Рыло
Цветовая гамма лиственных лесов отзывается в человеческой голове приступом ликования, на этом пиршестве цветовом глаза блаженствуют. Быстротечность обостряет восприятие, человек весь уходит в зрение, впитывает теплый сочный цвет (а в кармане желуди гладко перекатываются – зачем, человече, есть ты их что-ли будешь?). Сегодня дуб возле кордона стоит ржавым ярким шаром в кроткой голубизне, но уже к вечеру – ветер, и листья полетят в лицо, когда выйдешь под звезды, а звезд и нет уже, тучи, темень, шум и грохот. И там – в лиственно-желудевом грохоте, где-то в глубине его, на теплый, разомлевший, солнцем напитанный пятак вепря брызнет холодный резкий дождь. Все идет своим чередом, и утром дуб стоит среди свежего опада, в серой влажной дымке, потрепанный, но еще не побежденный.

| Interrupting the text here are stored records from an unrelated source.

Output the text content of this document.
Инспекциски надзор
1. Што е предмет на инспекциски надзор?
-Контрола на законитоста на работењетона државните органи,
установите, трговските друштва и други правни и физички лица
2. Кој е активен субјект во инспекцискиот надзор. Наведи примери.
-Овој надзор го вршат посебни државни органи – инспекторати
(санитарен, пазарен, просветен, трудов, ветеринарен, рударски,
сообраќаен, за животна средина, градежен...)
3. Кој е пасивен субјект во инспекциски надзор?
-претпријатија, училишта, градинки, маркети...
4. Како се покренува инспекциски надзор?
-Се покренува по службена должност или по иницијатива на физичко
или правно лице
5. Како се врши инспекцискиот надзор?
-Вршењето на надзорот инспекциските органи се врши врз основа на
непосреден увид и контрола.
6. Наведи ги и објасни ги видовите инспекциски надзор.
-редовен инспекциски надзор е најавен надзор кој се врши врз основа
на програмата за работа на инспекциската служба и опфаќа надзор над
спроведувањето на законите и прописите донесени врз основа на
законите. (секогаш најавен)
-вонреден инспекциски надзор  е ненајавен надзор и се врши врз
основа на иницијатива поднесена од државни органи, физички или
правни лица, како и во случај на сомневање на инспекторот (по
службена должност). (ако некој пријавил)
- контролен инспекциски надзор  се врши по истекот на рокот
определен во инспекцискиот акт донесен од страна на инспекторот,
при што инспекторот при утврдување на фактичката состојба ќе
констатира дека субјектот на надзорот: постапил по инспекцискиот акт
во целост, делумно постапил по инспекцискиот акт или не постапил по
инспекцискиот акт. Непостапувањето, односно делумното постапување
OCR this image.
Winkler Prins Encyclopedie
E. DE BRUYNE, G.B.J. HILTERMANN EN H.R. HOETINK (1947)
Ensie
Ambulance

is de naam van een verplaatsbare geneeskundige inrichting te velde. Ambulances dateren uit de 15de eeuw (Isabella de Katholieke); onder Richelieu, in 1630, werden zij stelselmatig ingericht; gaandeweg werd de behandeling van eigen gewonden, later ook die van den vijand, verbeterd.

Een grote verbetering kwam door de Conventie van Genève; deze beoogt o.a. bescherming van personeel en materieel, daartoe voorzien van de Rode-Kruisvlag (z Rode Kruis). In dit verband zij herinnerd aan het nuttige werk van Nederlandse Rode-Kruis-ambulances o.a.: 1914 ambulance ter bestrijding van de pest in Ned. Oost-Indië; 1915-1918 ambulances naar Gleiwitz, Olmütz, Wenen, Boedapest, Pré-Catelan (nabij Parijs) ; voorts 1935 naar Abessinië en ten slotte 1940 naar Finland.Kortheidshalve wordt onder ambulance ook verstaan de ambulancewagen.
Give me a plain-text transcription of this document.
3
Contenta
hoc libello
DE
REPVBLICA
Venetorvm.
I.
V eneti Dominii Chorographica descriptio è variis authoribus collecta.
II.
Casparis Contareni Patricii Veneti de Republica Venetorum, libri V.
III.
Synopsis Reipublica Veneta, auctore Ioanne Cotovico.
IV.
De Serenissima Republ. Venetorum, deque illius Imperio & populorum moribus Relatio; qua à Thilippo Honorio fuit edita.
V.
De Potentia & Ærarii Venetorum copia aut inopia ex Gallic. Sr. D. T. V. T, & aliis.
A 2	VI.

Ночные ветра дерут с ветвей листья и желуди, швыряют куда попало. Наутро воды старицы у берега покрыты сплошным ковром из дубовых листьев, желуди же канули на дно. Бобр проплывает, раздвигая густой слой плавучего опада, вылезает на потертую береговую траву. Где-то недалеко, за рекой, раздаются выстрелы. Утки с плеском и кряком срываются с воды.
Бреду сквозь мокрый лес к реке. Вдруг шорох впереди, среди мельтешения многоцветной листвы подлеска. Кабан? Замираю. В кустах шиповника вырисовывается неожиданное – человек с ружьем. Сначала в растерянности стоит, как и я, а потом восклицает – Ах, это ты! А я-то думал – кабан. И я думала – кабан, а это вы! Смеемся с облегчением, хороши кабаны нос к носу – один с биноклем, другой – с ружьем. Напрягаюсь сперва от ружья, но потом соображаю – до границы заповедника один километр, значит все законно. Птицы, звери – один километр на запад и вы спасены за условной границей жизни и смерти, промаркированной аншлагами. Осенние утки в рюкзаке у охотника жирные, тяжелые, и внутри них все те же желуди, коими дубрава сейчас жива. Будет вечером потрошить утку, увидит – как туго зоб ими набит.